Background: Non-invasive methods to assess the foetal genome during pregnancy will provide new opportunities to offer pregnant women a more comprehensive genetic diagnosis of their established foetus. The aim of this study was to determine the presence and frequency of foetal cells in transcervical cell (TCC) mucus samples from pregnant women and determine their suitability for early prenatal diagnosis.
Methods: Syncytiotrophoblasts in aspirated TCC mucus samples were identified by immunostaining with the foetal-specific antibody NDOG1. Genetic analysis of foetal cells was performed by laser capture microdissection and quantitative fluorescent PCR (QF-PCR).

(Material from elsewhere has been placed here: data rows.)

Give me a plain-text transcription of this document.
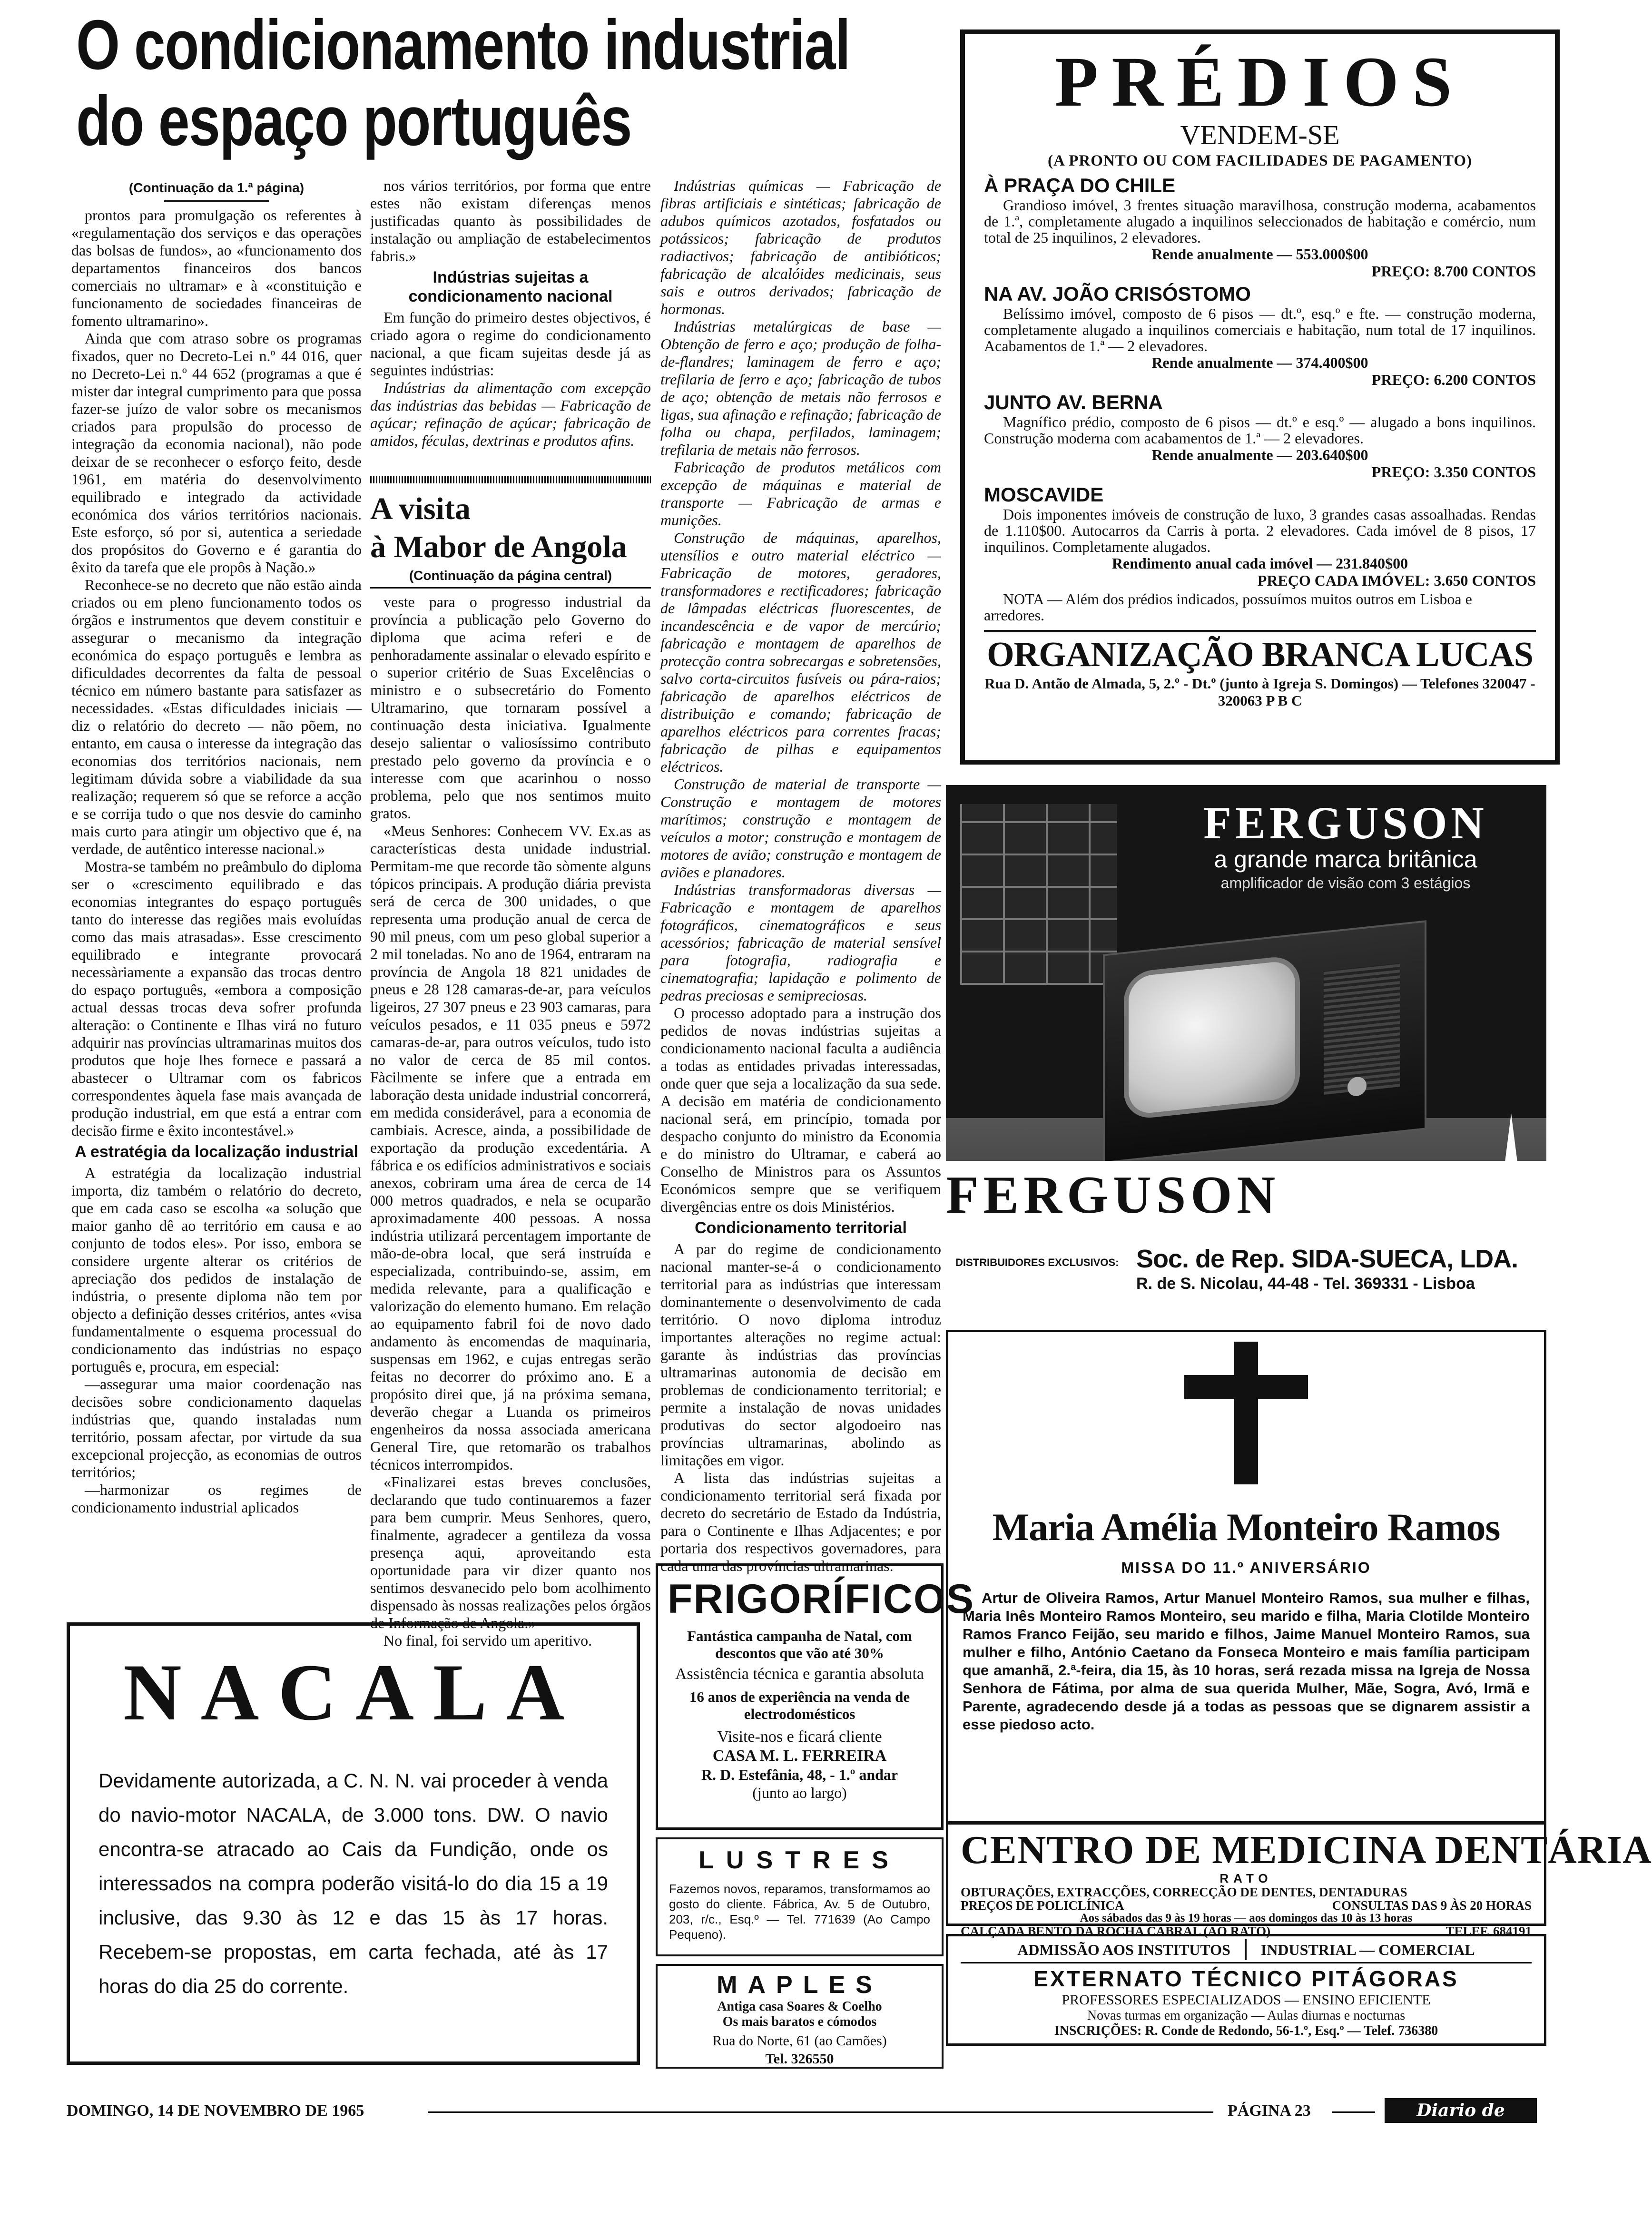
O condicionamento industrial
do espaço português
(Continuação da 1.ª página)

prontos para promulgação os referentes à «regulamentação dos serviços e das operações das bolsas de fundos», ao «funcionamento dos departamentos financeiros dos bancos comerciais no ultramar» e à «constituição e funcionamento de sociedades financeiras de fomento ultramarino».

Ainda que com atraso sobre os programas fixados, quer no Decreto-Lei n.º 44 016, quer no Decreto-Lei n.º 44 652 (programas a que é mister dar integral cumprimento para que possa fazer-se juízo de valor sobre os mecanismos criados para propulsão do processo de integração da economia nacional), não pode deixar de se reconhecer o esforço feito, desde 1961, em matéria do desenvolvimento equilibrado e integrado da actividade económica dos vários territórios nacionais. Este esforço, só por si, autentica a seriedade dos propósitos do Governo e é garantia do êxito da tarefa que ele propôs à Nação.»

Reconhece-se no decreto que não estão ainda criados ou em pleno funcionamento todos os órgãos e instrumentos que devem constituir e assegurar o mecanismo da integração económica do espaço português e lembra as dificuldades decorrentes da falta de pessoal técnico em número bastante para satisfazer as necessidades. «Estas dificuldades iniciais — diz o relatório do decreto — não põem, no entanto, em causa o interesse da integração das economias dos territórios nacionais, nem legitimam dúvida sobre a viabilidade da sua realização; requerem só que se reforce a acção e se corrija tudo o que nos desvie do caminho mais curto para atingir um objectivo que é, na verdade, de autêntico interesse nacional.»

Mostra-se também no preâmbulo do diploma ser o «crescimento equilibrado e das economias integrantes do espaço português tanto do interesse das regiões mais evoluídas como das mais atrasadas». Esse crescimento equilibrado e integrante provocará necessàriamente a expansão das trocas dentro do espaço português, «embora a composição actual dessas trocas deva sofrer profunda alteração: o Continente e Ilhas virá no futuro adquirir nas províncias ultramarinas muitos dos produtos que hoje lhes fornece e passará a abastecer o Ultramar com os fabricos correspondentes àquela fase mais avançada de produção industrial, em que está a entrar com decisão firme e êxito incontestável.»

A estratégia da localização industrial

A estratégia da localização industrial importa, diz também o relatório do decreto, que em cada caso se escolha «a solução que maior ganho dê ao território em causa e ao conjunto de todos eles». Por isso, embora se considere urgente alterar os critérios de apreciação dos pedidos de instalação de indústria, o presente diploma não tem por objecto a definição desses critérios, antes «visa fundamentalmente o esquema processual do condicionamento das indústrias no espaço português e, procura, em especial:

—assegurar uma maior coordenação nas decisões sobre condicionamento daquelas indústrias que, quando instaladas num território, possam afectar, por virtude da sua excepcional projecção, as economias de outros territórios;

—harmonizar os regimes de condicionamento industrial aplicados

nos vários territórios, por forma que entre estes não existam diferenças menos justificadas quanto às possibilidades de instalação ou ampliação de estabelecimentos fabris.»

Indústrias sujeitas a condicionamento nacional

Em função do primeiro destes objectivos, é criado agora o regime do condicionamento nacional, a que ficam sujeitas desde já as seguintes indústrias:

Indústrias da alimentação com excepção das indústrias das bebidas — Fabricação de açúcar; refinação de açúcar; fabricação de amidos, féculas, dextrinas e produtos afins.

A visita
à Mabor de Angola
(Continuação da página central)

veste para o progresso industrial da província a publicação pelo Governo do diploma que acima referi e de penhoradamente assinalar o elevado espírito e o superior critério de Suas Excelências o ministro e o subsecretário do Fomento Ultramarino, que tornaram possível a continuação desta iniciativa. Igualmente desejo salientar o valiosíssimo contributo prestado pelo governo da província e o interesse com que acarinhou o nosso problema, pelo que nos sentimos muito gratos.

«Meus Senhores: Conhecem VV. Ex.as as características desta unidade industrial. Permitam-me que recorde tão sòmente alguns tópicos principais. A produção diária prevista será de cerca de 300 unidades, o que representa uma produção anual de cerca de 90 mil pneus, com um peso global superior a 2 mil toneladas. No ano de 1964, entraram na província de Angola 18 821 unidades de pneus e 28 128 camaras-de-ar, para veículos ligeiros, 27 307 pneus e 23 903 camaras, para veículos pesados, e 11 035 pneus e 5972 camaras-de-ar, para outros veículos, tudo isto no valor de cerca de 85 mil contos. Fàcilmente se infere que a entrada em laboração desta unidade industrial concorrerá, em medida considerável, para a economia de cambiais. Acresce, ainda, a possibilidade de exportação da produção excedentária. A fábrica e os edifícios administrativos e sociais anexos, cobriram uma área de cerca de 14 000 metros quadrados, e nela se ocuparão aproximadamente 400 pessoas. A nossa indústria utilizará percentagem importante de mão-de-obra local, que será instruída e especializada, contribuindo-se, assim, em medida relevante, para a qualificação e valorização do elemento humano. Em relação ao equipamento fabril foi de novo dado andamento às encomendas de maquinaria, suspensas em 1962, e cujas entregas serão feitas no decorrer do próximo ano. E a propósito direi que, já na próxima semana, deverão chegar a Luanda os primeiros engenheiros da nossa associada americana General Tire, que retomarão os trabalhos técnicos interrompidos.

«Finalizarei estas breves conclusões, declarando que tudo continuaremos a fazer para bem cumprir. Meus Senhores, quero, finalmente, agradecer a gentileza da vossa presença aqui, aproveitando esta oportunidade para vir dizer quanto nos sentimos desvanecido pelo bom acolhimento dispensado às nossas realizações pelos órgãos de Informação de Angola.»

No final, foi servido um aperitivo.

Indústrias químicas — Fabricação de fibras artificiais e sintéticas; fabricação de adubos químicos azotados, fosfatados ou potássicos; fabricação de produtos radiactivos; fabricação de antibióticos; fabricação de alcalóides medicinais, seus sais e outros derivados; fabricação de hormonas.

Indústrias metalúrgicas de base — Obtenção de ferro e aço; produção de folha-de-flandres; laminagem de ferro e aço; trefilaria de ferro e aço; fabricação de tubos de aço; obtenção de metais não ferrosos e ligas, sua afinação e refinação; fabricação de folha ou chapa, perfilados, laminagem; trefilaria de metais não ferrosos.

Fabricação de produtos metálicos com excepção de máquinas e material de transporte — Fabricação de armas e munições.

Construção de máquinas, aparelhos, utensílios e outro material eléctrico — Fabricação de motores, geradores, transformadores e rectificadores; fabricação de lâmpadas eléctricas fluorescentes, de incandescência e de vapor de mercúrio; fabricação e montagem de aparelhos de protecção contra sobrecargas e sobretensões, salvo corta-circuitos fusíveis ou pára-raios; fabricação de aparelhos eléctricos de distribuição e comando; fabricação de aparelhos eléctricos para correntes fracas; fabricação de pilhas e equipamentos eléctricos.

Construção de material de transporte — Construção e montagem de motores marítimos; construção e montagem de veículos a motor; construção e montagem de motores de avião; construção e montagem de aviões e planadores.

Indústrias transformadoras diversas — Fabricação e montagem de aparelhos fotográficos, cinematográficos e seus acessórios; fabricação de material sensível para fotografia, radiografia e cinematografia; lapidação e polimento de pedras preciosas e semipreciosas.

O processo adoptado para a instrução dos pedidos de novas indústrias sujeitas a condicionamento nacional faculta a audiência a todas as entidades privadas interessadas, onde quer que seja a localização da sua sede. A decisão em matéria de condicionamento nacional será, em princípio, tomada por despacho conjunto do ministro da Economia e do ministro do Ultramar, e caberá ao Conselho de Ministros para os Assuntos Económicos sempre que se verifiquem divergências entre os dois Ministérios.

Condicionamento territorial

A par do regime de condicionamento nacional manter-se-á o condicionamento territorial para as indústrias que interessam dominantemente o desenvolvimento de cada território. O novo diploma introduz importantes alterações no regime actual: garante às indústrias das províncias ultramarinas autonomia de decisão em problemas de condicionamento territorial; e permite a instalação de novas unidades produtivas do sector algodoeiro nas províncias ultramarinas, abolindo as limitações em vigor.

A lista das indústrias sujeitas a condicionamento territorial será fixada por decreto do secretário de Estado da Indústria, para o Continente e Ilhas Adjacentes; e por portaria dos respectivos governadores, para cada uma das províncias ultramarinas.

NACALA
Devidamente autorizada, a C. N. N. vai proceder à venda do navio-motor NACALA, de 3.000 tons. DW. O navio encontra-se atracado ao Cais da Fundição, onde os interessados na compra poderão visitá-lo do dia 15 a 19 inclusive, das 9.30 às 12 e das 15 às 17 horas. Recebem-se propostas, em carta fechada, até às 17 horas do dia 25 do corrente.
FRIGORÍFICOS
Fantástica campanha de Natal, com descontos que vão até 30%
Assistência técnica e garantia absoluta
16 anos de experiência na venda de electrodomésticos
Visite-nos e ficará cliente
CASA M. L. FERREIRA
R. D. Estefânia, 48, - 1.º andar
(junto ao largo)
LUSTRES
Fazemos novos, reparamos, transformamos ao gosto do cliente. Fábrica, Av. 5 de Outubro, 203, r/c., Esq.º — Tel. 771639 (Ao Campo Pequeno).
MAPLES
Antiga casa Soares & Coelho
Os mais baratos e cómodos
Rua do Norte, 61 (ao Camões)
Tel. 326550
PRÉDIOS
VENDEM-SE
(A PRONTO OU COM FACILIDADES DE PAGAMENTO)
À PRAÇA DO CHILE
Grandioso imóvel, 3 frentes situação maravilhosa, construção moderna, acabamentos de 1.ª, completamente alugado a inquilinos seleccionados de habitação e comércio, num total de 25 inquilinos, 2 elevadores.
Rende anualmente — 553.000$00
PREÇO: 8.700 CONTOS
NA AV. JOÃO CRISÓSTOMO
Belíssimo imóvel, composto de 6 pisos — dt.º, esq.º e fte. — construção moderna, completamente alugado a inquilinos comerciais e habitação, num total de 17 inquilinos. Acabamentos de 1.ª — 2 elevadores.
Rende anualmente — 374.400$00
PREÇO: 6.200 CONTOS
JUNTO AV. BERNA
Magnífico prédio, composto de 6 pisos — dt.º e esq.º — alugado a bons inquilinos. Construção moderna com acabamentos de 1.ª — 2 elevadores.
Rende anualmente — 203.640$00
PREÇO: 3.350 CONTOS
MOSCAVIDE
Dois imponentes imóveis de construção de luxo, 3 grandes casas assoalhadas. Rendas de 1.110$00. Autocarros da Carris à porta. 2 elevadores. Cada imóvel de 8 pisos, 17 inquilinos. Completamente alugados.
Rendimento anual cada imóvel — 231.840$00
PREÇO CADA IMÓVEL: 3.650 CONTOS
NOTA — Além dos prédios indicados, possuímos muitos outros em Lisboa e arredores.
ORGANIZAÇÃO BRANCA LUCAS
Rua D. Antão de Almada, 5, 2.º - Dt.º (junto à Igreja S. Domingos) — Telefones 320047 - 320063 P B C
FERGUSON
a grande marca britânica
amplificador de visão com 3 estágios
FERGUSON
DISTRIBUIDORES EXCLUSIVOS: Soc. de Rep. SIDA-SUECA, LDA.
R. de S. Nicolau, 44-48 - Tel. 369331 - Lisboa
Maria Amélia Monteiro Ramos
MISSA DO 11.º ANIVERSÁRIO
Artur de Oliveira Ramos, Artur Manuel Monteiro Ramos, sua mulher e filhas, Maria Inês Monteiro Ramos Monteiro, seu marido e filha, Maria Clotilde Monteiro Ramos Franco Feijão, seu marido e filhos, Jaime Manuel Monteiro Ramos, sua mulher e filho, António Caetano da Fonseca Monteiro e mais família participam que amanhã, 2.ª-feira, dia 15, às 10 horas, será rezada missa na Igreja de Nossa Senhora de Fátima, por alma de sua querida Mulher, Mãe, Sogra, Avó, Irmã e Parente, agradecendo desde já a todas as pessoas que se dignarem assistir a esse piedoso acto.
CENTRO DE MEDICINA DENTÁRIA
RATO
OBTURAÇÕES, EXTRACÇÕES, CORRECÇÃO DE DENTES, DENTADURAS
PREÇOS DE POLICLÍNICA	CONSULTAS DAS 9 ÀS 20 HORAS
Aos sábados das 9 às 19 horas — aos domingos das 10 às 13 horas
CALÇADA BENTO DA ROCHA CABRAL (AO RATO)	TELEF. 684191
ADMISSÃO AOS INSTITUTOS	INDUSTRIAL — COMERCIAL
EXTERNATO TÉCNICO PITÁGORAS
PROFESSORES ESPECIALIZADOS — ENSINO EFICIENTE
Novas turmas em organização — Aulas diurnas e nocturnas
INSCRIÇÕES: R. Conde de Redondo, 56-1.º, Esq.º — Telef. 736380
DOMINGO, 14 DE NOVEMBRO DE 1965	PÁGINA 23	Diario de Lisboa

Results: In 116 of 207 (56%) TCC samples, abundant syncytiotrophoblasts were retrieved. However, when TCC samples were stratified for the presence of chorionic villous fragments, syncytiotrophoblasts were identified in 85 of 109 (78%) samples. Significant numbers of syncytiotrophoblasts were found in TCC samples collected between 6 and 9weeks of gestation (mean 741, range 25-2884). QF-PCR analysis of NDOG1 positive syncytiotrophoblasts and matching maternal DNA confirmed their foetal origin and correct foetal cell sexing was achieved in 97% of TCC samples. The one discordant sex diagnosis was associated with a dizygotic dichorionic twin pregnancy resulting from the implantation of a female T21 embryo and a normal male embryo, where the female T21 foetus had succumbed at 6weeks of gestation and was vanishing.
Conclusions: Syncytiotrophoblasts can be successfully isolated from TCC samples and represent a suitable source of cells for genetic analysis of the established foetus in early pregnancy. The study highlights a vanishing twin as a potential cause for discordant non-invasive prenatal test results.
Keywords: Down syndrome; Laser capture microdissection; Non-invasive prenatal diagnosis; Quantitative fluorescent-PCR; Transcervical cell sampling; Vanishing twin.